I run new ideas by my writing group. Some ideas die there. Or at least go into hibernation.
It takes a lot of commitment to bring a book to fruition so it’s necessary to have at least a glimmer of hope that other people will respond to it. Nevertheless, there are points when I get obsessed with an idea and work on it, knowing it probably won’t go anywhere. Sometimes I just have to get an idea out of my system.
I have folders full of ideas that I hope will make it out there someday. (But if they don’t, there are always new ideas coming down the pike.)
In the end, no one really knows what will sell and what won’t, so you can’t edit yourself too much. I waited a long time to make picture books, and I’m doing it for the love of it.

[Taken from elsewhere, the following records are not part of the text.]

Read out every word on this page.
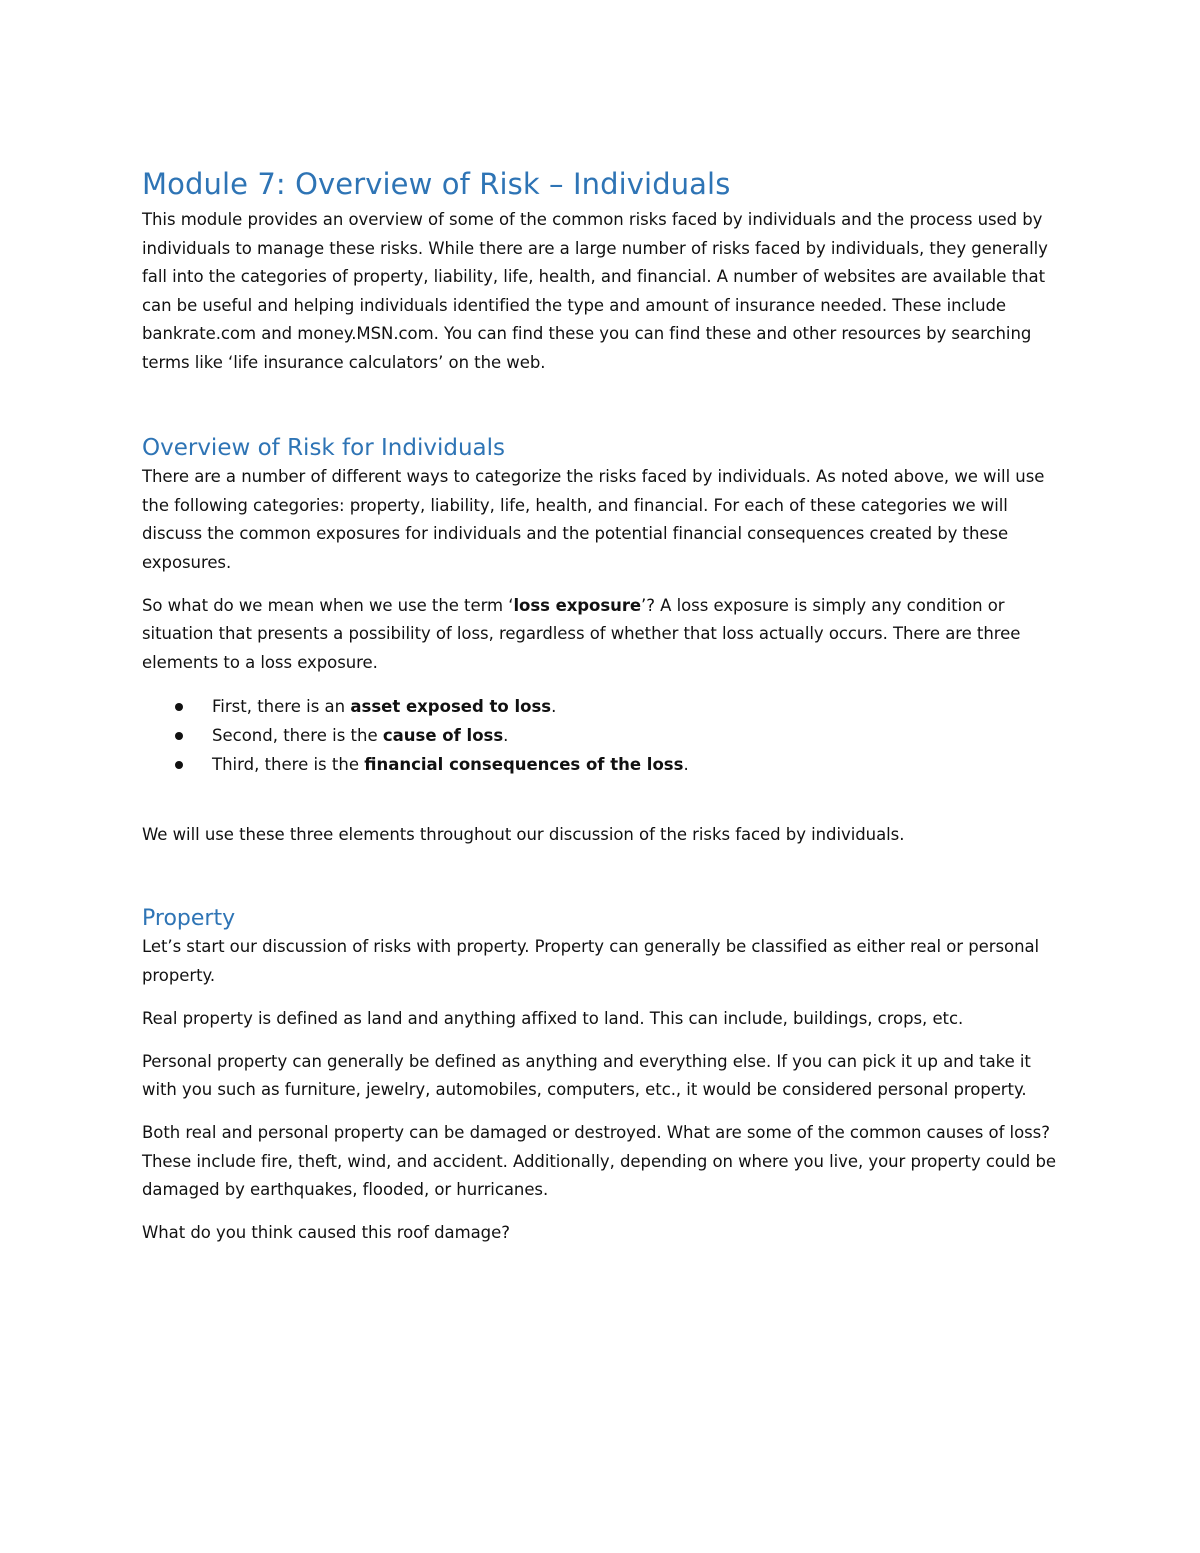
Module 7: Overview of Risk – Individuals

This module provides an overview of some of the common risks faced by individuals and the process used by individuals to manage these risks. While there are a large number of risks faced by individuals, they generally fall into the categories of property, liability, life, health, and financial. A number of websites are available that can be useful and helping individuals identified the type and amount of insurance needed. These include bankrate.com and money.MSN.com. You can find these you can find these and other resources by searching terms like ‘life insurance calculators’ on the web.

Overview of Risk for Individuals

There are a number of different ways to categorize the risks faced by individuals. As noted above, we will use the following categories: property, liability, life, health, and financial. For each of these categories we will discuss the common exposures for individuals and the potential financial consequences created by these exposures.

So what do we mean when we use the term ‘loss exposure’? A loss exposure is simply any condition or situation that presents a possibility of loss, regardless of whether that loss actually occurs. There are three elements to a loss exposure.

First, there is an asset exposed to loss.
Second, there is the cause of loss.
Third, there is the financial consequences of the loss.

We will use these three elements throughout our discussion of the risks faced by individuals.

Property

Let’s start our discussion of risks with property. Property can generally be classified as either real or personal property.

Real property is defined as land and anything affixed to land. This can include, buildings, crops, etc.

Personal property can generally be defined as anything and everything else. If you can pick it up and take it with you such as furniture, jewelry, automobiles, computers, etc., it would be considered personal property.

Both real and personal property can be damaged or destroyed. What are some of the common causes of loss? These include fire, theft, wind, and accident. Additionally, depending on where you live, your property could be damaged by earthquakes, flooded, or hurricanes.

What do you think caused this roof damage?
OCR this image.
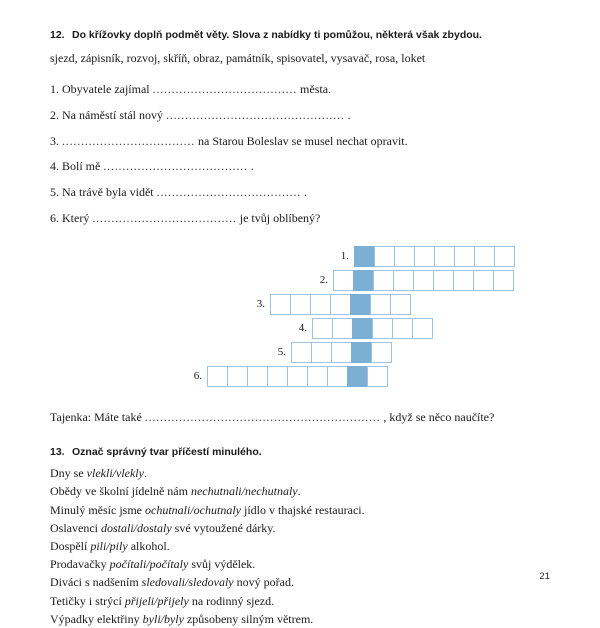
12. Do křížovky doplň podmět věty. Slova z nabídky ti pomůžou, některá však zbydou.
sjezd, zápisník, rozvoj, skříň, obraz, památník, spisovatel, vysavač, rosa, loket
1. Obyvatele zajímal ...................................... města.
2. Na náměstí stál nový ............................................... .
3. ................................... na Starou Boleslav se musel nechat opravit.
4. Bolí mě ...................................... .
5. Na trávě byla vidět ...................................... .
6. Který ...................................... je tvůj oblíbený?
1.
2.
3.
4.
5.
6.
Tajenka: Máte také .............................................................. , když se něco naučíte?
13. Označ správný tvar příčestí minulého.
Dny se vlekli/vlekly.
Obědy ve školní jídelně nám nechutnali/nechutnaly.
Minulý měsíc jsme ochutnali/ochutnaly jídlo v thajské restauraci.
Oslavenci dostali/dostaly své vytoužené dárky.
Dospělí pili/pily alkohol.
Prodavačky počítali/počítaly svůj výdělek.
Diváci s nadšením sledovali/sledovaly nový pořad.
Tetičky i strýcí přijeli/přijely na rodinný sjezd.
Výpadky elektřiny byli/byly způsobeny silným větrem.
21
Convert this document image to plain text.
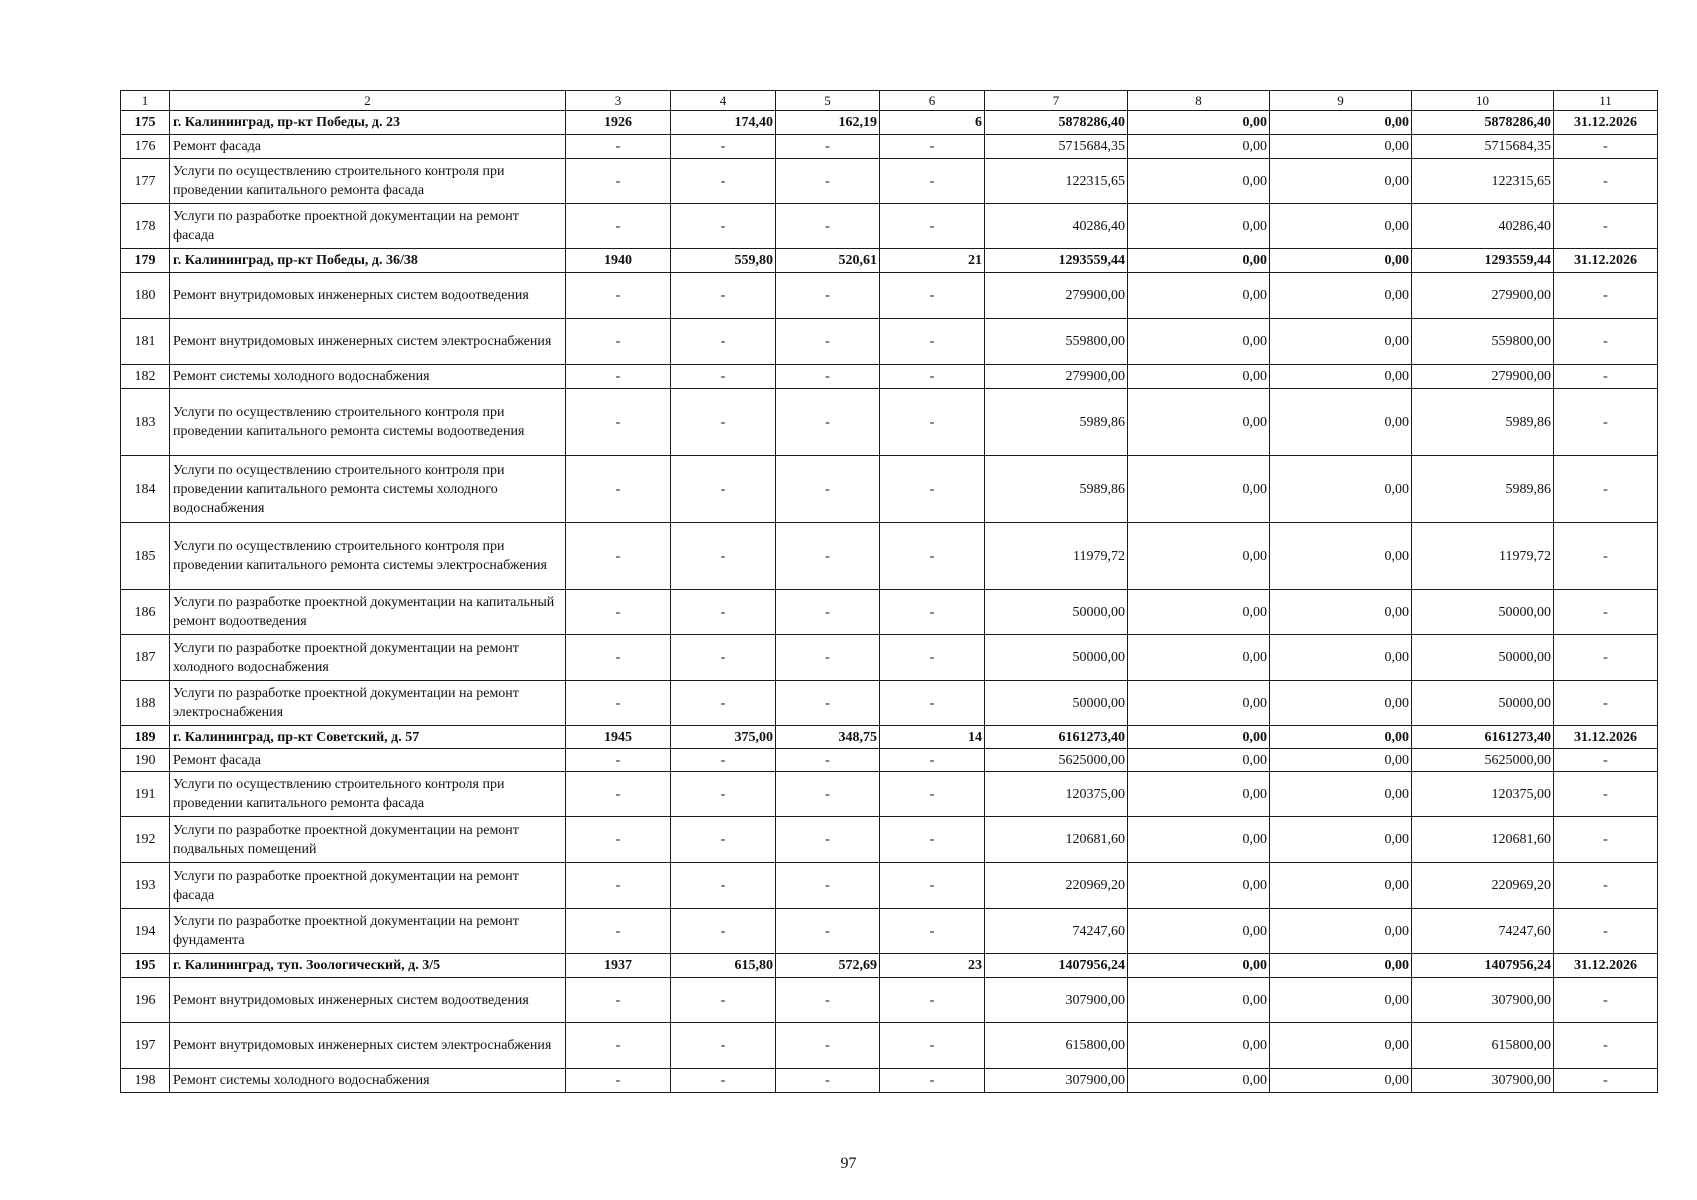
1	2	3	4	5	6	7	8	9	10	11
175	г. Калининград, пр-кт Победы, д. 23	1926	174,40	162,19	6	5878286,40	0,00	0,00	5878286,40	31.12.2026
176	Ремонт фасада	-	-	-	-	5715684,35	0,00	0,00	5715684,35	-
177	Услуги по осуществлению строительного контроля при проведении капитального ремонта фасада	-	-	-	-	122315,65	0,00	0,00	122315,65	-
178	Услуги по разработке проектной документации на ремонт фасада	-	-	-	-	40286,40	0,00	0,00	40286,40	-
179	г. Калининград, пр-кт Победы, д. 36/38	1940	559,80	520,61	21	1293559,44	0,00	0,00	1293559,44	31.12.2026
180	Ремонт внутридомовых инженерных систем водоотведения	-	-	-	-	279900,00	0,00	0,00	279900,00	-
181	Ремонт внутридомовых инженерных систем электроснабжения	-	-	-	-	559800,00	0,00	0,00	559800,00	-
182	Ремонт системы холодного водоснабжения	-	-	-	-	279900,00	0,00	0,00	279900,00	-
183	Услуги по осуществлению строительного контроля при проведении капитального ремонта системы водоотведения	-	-	-	-	5989,86	0,00	0,00	5989,86	-
184	Услуги по осуществлению строительного контроля при проведении капитального ремонта системы холодного водоснабжения	-	-	-	-	5989,86	0,00	0,00	5989,86	-
185	Услуги по осуществлению строительного контроля при проведении капитального ремонта системы электроснабжения	-	-	-	-	11979,72	0,00	0,00	11979,72	-
186	Услуги по разработке проектной документации на капитальный ремонт водоотведения	-	-	-	-	50000,00	0,00	0,00	50000,00	-
187	Услуги по разработке проектной документации на ремонт холодного водоснабжения	-	-	-	-	50000,00	0,00	0,00	50000,00	-
188	Услуги по разработке проектной документации на ремонт электроснабжения	-	-	-	-	50000,00	0,00	0,00	50000,00	-
189	г. Калининград, пр-кт Советский, д. 57	1945	375,00	348,75	14	6161273,40	0,00	0,00	6161273,40	31.12.2026
190	Ремонт фасада	-	-	-	-	5625000,00	0,00	0,00	5625000,00	-
191	Услуги по осуществлению строительного контроля при проведении капитального ремонта фасада	-	-	-	-	120375,00	0,00	0,00	120375,00	-
192	Услуги по разработке проектной документации на ремонт подвальных помещений	-	-	-	-	120681,60	0,00	0,00	120681,60	-
193	Услуги по разработке проектной документации на ремонт фасада	-	-	-	-	220969,20	0,00	0,00	220969,20	-
194	Услуги по разработке проектной документации на ремонт фундамента	-	-	-	-	74247,60	0,00	0,00	74247,60	-
195	г. Калининград, туп. Зоологический, д. 3/5	1937	615,80	572,69	23	1407956,24	0,00	0,00	1407956,24	31.12.2026
196	Ремонт внутридомовых инженерных систем водоотведения	-	-	-	-	307900,00	0,00	0,00	307900,00	-
197	Ремонт внутридомовых инженерных систем электроснабжения	-	-	-	-	615800,00	0,00	0,00	615800,00	-
198	Ремонт системы холодного водоснабжения	-	-	-	-	307900,00	0,00	0,00	307900,00	-
97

I work on ideas that fire me up.
Antoinette Portis made her picture-book debut with the best-selling Not A Box, an American Library Association Seuss Geisel Honor book, and one of the New York Times Ten Best Illustrated Books of the Year. She was a recipient of a 2010 Sendak Fellowship. Antoinette graduated from UCLA with an art degree, then worked in advertising and graphic design. She was a creative director, then a VP, at Disney before she bolted to do what she had always wanted: be alone in a room making picture books. She lives in Los Angeles. Froodle, her newest book, comes out in spring 2014.